The highest overall prevalence of anaemia in the developing countries occurs in South Asia and Africa. The prevalence rate of anaemia in South Asia (DeMaeyer and Adiels-Tegman, 1985) was estimated to be 56 percent in children up to 4 years of aye, 50 percent in 5- to 12-year-old children and 32 percent in men and 58 percent in women 15 to 59 years old. A higher rate (65 percent) was reported for pregnant women. Slightly lower rates were reported for East Asia, excluding China.

Estimates of anaemia from folate and vitamin B12 deficiency are not known, but this type of anaemia is reported to occur, particularly in India. Dietary patterns suggest increased risk in parts of Southeast Asia, but data are inadequate to confirm this.

Anaemia is an important cause of maternal mortality associated with childbirth. In addition, in adults it lowers work performance and has been linked with reduced immune competence and resistance to infection. Mild anaemia may also have far-reaching effects on psychological function and cognitive development.

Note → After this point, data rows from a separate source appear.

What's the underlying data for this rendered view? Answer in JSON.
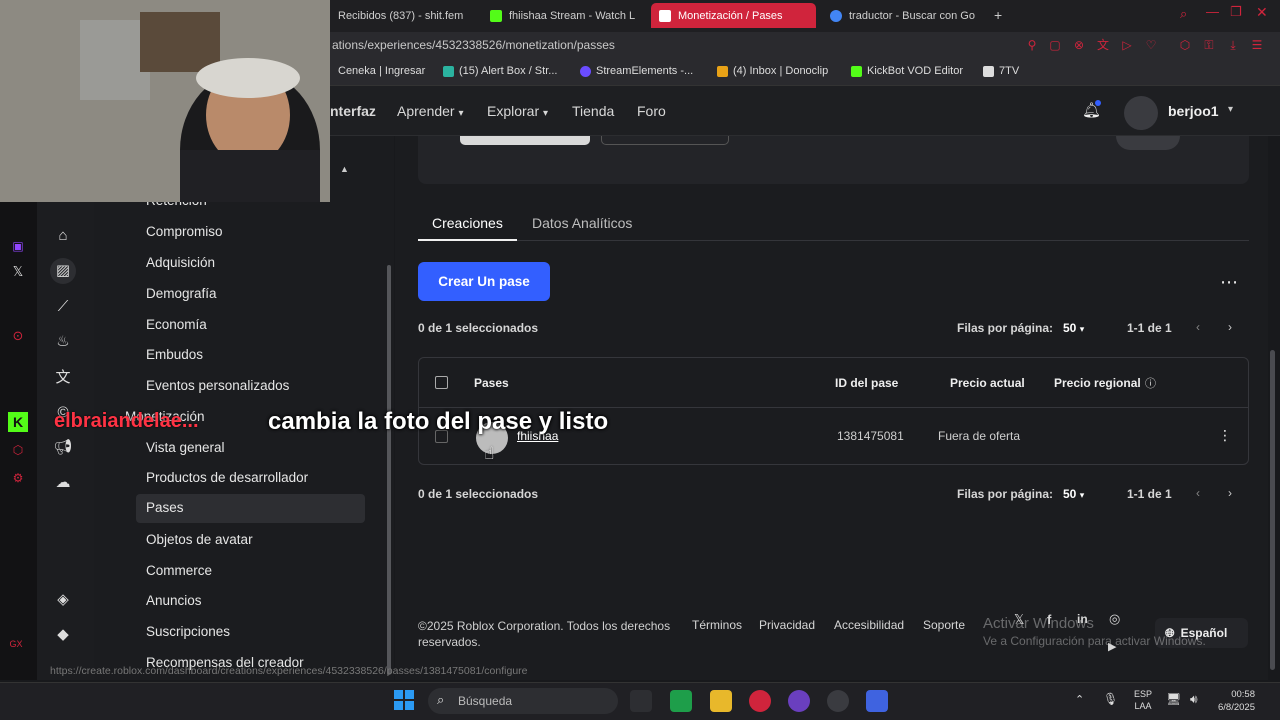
{
  "browser": {
    "tabs": [
      {
        "label": "Recibidos (837) - shit.fem",
        "icon": "gmail-icon"
      },
      {
        "label": "fhiishaa Stream - Watch L",
        "icon": "kick-icon"
      },
      {
        "label": "Monetización / Pases",
        "icon": "roblox-icon",
        "active": true
      },
      {
        "label": "traductor - Buscar con Go",
        "icon": "google-icon"
      }
    ],
    "url": "ations/experiences/4532338526/monetization/passes",
    "bookmarks": [
      "Ceneka | Ingresar",
      "(15) Alert Box / Str...",
      "StreamElements -...",
      "(4) Inbox | Donoclip",
      "KickBot VOD Editor",
      "7TV"
    ]
  },
  "topnav": {
    "items": [
      "nterfaz",
      "Aprender",
      "Explorar",
      "Tienda",
      "Foro"
    ],
    "username": "berjoo1"
  },
  "sidebar": {
    "items": [
      "Retención",
      "Compromiso",
      "Adquisición",
      "Demografía",
      "Economía",
      "Embudos",
      "Eventos personalizados",
      "Monetización",
      "Vista general",
      "Productos de desarrollador",
      "Pases",
      "Objetos de avatar",
      "Commerce",
      "Anuncios",
      "Suscripciones",
      "Recompensas del creador"
    ],
    "selected": "Pases"
  },
  "main": {
    "tabs": [
      "Creaciones",
      "Datos Analíticos"
    ],
    "create_button": "Crear Un pase",
    "selected_count": "0 de 1 seleccionados",
    "rows_per_page_label": "Filas por página:",
    "rows_per_page": "50",
    "range": "1-1 de 1",
    "table": {
      "headers": [
        "Pases",
        "ID del pase",
        "Precio actual",
        "Precio regional"
      ],
      "rows": [
        {
          "name": "fhiishaa",
          "id": "1381475081",
          "price": "Fuera de oferta"
        }
      ]
    }
  },
  "footer": {
    "copyright": "©2025 Roblox Corporation. Todos los derechos reservados.",
    "links": [
      "Términos",
      "Privacidad",
      "Accesibilidad",
      "Soporte"
    ],
    "language": "Español"
  },
  "overlay": {
    "caption": "cambia la foto del pase y listo",
    "chat_name": "elbraiandelae..."
  },
  "status_url": "https://create.roblox.com/dashboard/creations/experiences/4532338526/passes/1381475081/configure",
  "windows": {
    "watermark_title": "Activar Windows",
    "watermark_sub": "Ve a Configuración para activar Windows.",
    "search_placeholder": "Búsqueda",
    "lang_top": "ESP",
    "lang_bottom": "LAA",
    "time": "00:58",
    "date": "6/8/2025"
  },
  "colors": {
    "accent": "#335fff",
    "tab_active": "#d0243c"
  }
}
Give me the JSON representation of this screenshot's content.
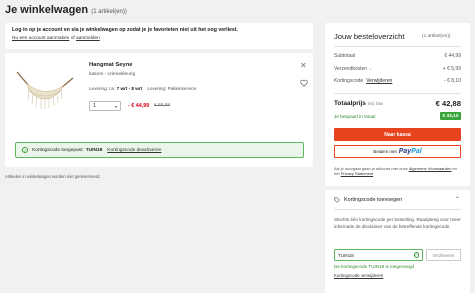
{
  "page": {
    "title": "Je winkelwagen",
    "count": "(1 artikel(en))"
  },
  "notice": {
    "main": "Log in op je account en sla je winkelwagen op zodat je je favorieten niet uit het oog verliest.",
    "create_link": "Nu een account aanmaken",
    "or": "of",
    "login_link": "aanmelden"
  },
  "product": {
    "name": "Hangmat Seyne",
    "variant": "katoen - crèmekleurig",
    "delivery_label": "Levering:",
    "delivery_prefix": "ca.",
    "delivery_range": "7 wrt - 8 wrt",
    "service_label": "Levering: Pakketservice",
    "quantity": "1",
    "price_now": "- € 44,99",
    "price_old": "€ 69,99"
  },
  "coupon_applied": {
    "text": "Kortingscode toegepast:",
    "code": "TUIN18",
    "deactivate_link": "Kortingscode deactiveren"
  },
  "saved_note": "Artikelen in winkelwagen worden niet gereserveerd.",
  "summary": {
    "title": "Jouw besteloverzicht",
    "count": "(1 artikel(en))",
    "subtotal_label": "Subtotaal",
    "subtotal_value": "€ 44,99",
    "shipping_label": "Verzendkosten",
    "shipping_value": "+ € 5,99",
    "discount_label": "Kortingscode",
    "discount_remove": "Verwijderen",
    "discount_value": "- € 8,10",
    "total_label": "Totaalprijs",
    "total_incl": "incl. btw",
    "total_value": "€ 42,88",
    "saved_label": "Je bespaart in totaal",
    "saved_value": "€ 33,10",
    "checkout_button": "Naar kassa",
    "paypal_prefix": "Betalen met",
    "paypal_brand_1": "Pay",
    "paypal_brand_2": "Pal",
    "terms_1": "Als je doorgaat gaan je akkoord met onze",
    "terms_link_1": "Algemene Voorwaarden",
    "terms_2": "en het",
    "terms_link_2": "Privacy Statement"
  },
  "promo": {
    "title": "Kortingscode toevoegen",
    "text": "Slechts één kortingscode per bestelling. Raadpleeg voor meer informatie de disclaimer van de betreffende kortingscode.",
    "input_value": "TUIN18",
    "apply_button": "Verzilveren",
    "success": "De kortingscode TUIN18 is toegevoegd",
    "remove_link": "Kortingscode verwijderen"
  },
  "colors": {
    "accent": "#e8431f",
    "price": "#e2001a",
    "success": "#3aa53a"
  }
}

Iodine deficiency disorders

Iodine deficiency disorder (IDD) is prevalent in many rice-eating populations, particularly in mountainous regions in Brazil, China, India, Indonesia and Malaysia, where the iodine content of soil, water and food is generally low

(Chong, 1979; Khor, Tee and Kandiah, 1990). IDD is also prevalent in Bangladesh because frequent flooding washes the iodine from the soil. It has been estimated that about 800 million people worldwide are at risk of IDD (United Nations, 1987). Nearly a quarter of those at risk have goitre and over 3 million are estimated to show overt cretinism. Most people at risk are in Asia, including 300 million in China and 200 million in India.

In areas with very high prevalence of iodine deficiency goitre may affect over 50 percent of the population and occurrence of cretinism may vary from I to 5 percent. An additional 25 percent may suffer from measurable impairment of mental and motor function. In some remote areas of the Himalayas IDD prevalence of 30 percent has been recorded.

Iodine is essential for normal growth and foetal development and for normal physical and mental activities in adults. Apart from overt signs of IDD, iodinedeficient populations may suffer from a variety of consequences that include reduced mental functions, widespread lethargy, increased stillbirths and increased infant mortality.

Thiamine and riboflavin deficiency

Thiamine and riboflavin deficiencies still exist in many parts of Asia. Beriberi is a characteristic disease of rice-eating communities, particularly when polished rice is consumed. It is rarely seen in communities where rice is eaten parboiled or undermilled. The replacement of hand pounding by machine mills in rural areas has aggravated the problem (Chong, 1979). Thiamine and riboflavin availabilities are lowest in Far Eastern diets (FAO, 1990b), (Table 10).

Clinical and experimental studies have suggested that the development of clinical manifestations of beriberi requires a thiamine intake below 0.2 mg per 1 000 kcal. Biochemical signs may be present at intakes as high as 0.3 mg per 1 000 kcal.

Over the years beriberi has tended to disappear as economic conditions have improved and diet has become more varied. Although the prevalence of clinical cases of apparent beriberi in adults has fallen, in many places beriberi in breastfed infants is seen sporadically in some populations. For example, some rural lactating Thai mothers who only eat rice and salt post partum and who restrict nutritious food are prone to develop thiamine deficiency. The low thiamine content in their breast milk predisposes their breast-fed infants to beriberi.

Angular stomatitis, a clinical sign often attributed to riboflavin deficiency, is also frequently seen in young children, pregnant women and lactating mothers in rice-eating populations in Bangladesh, India and Thailand. In Thai villages riboflavin deficiency has been reported to coexist with thiamine deficiency (Tanphaichitr, 1985).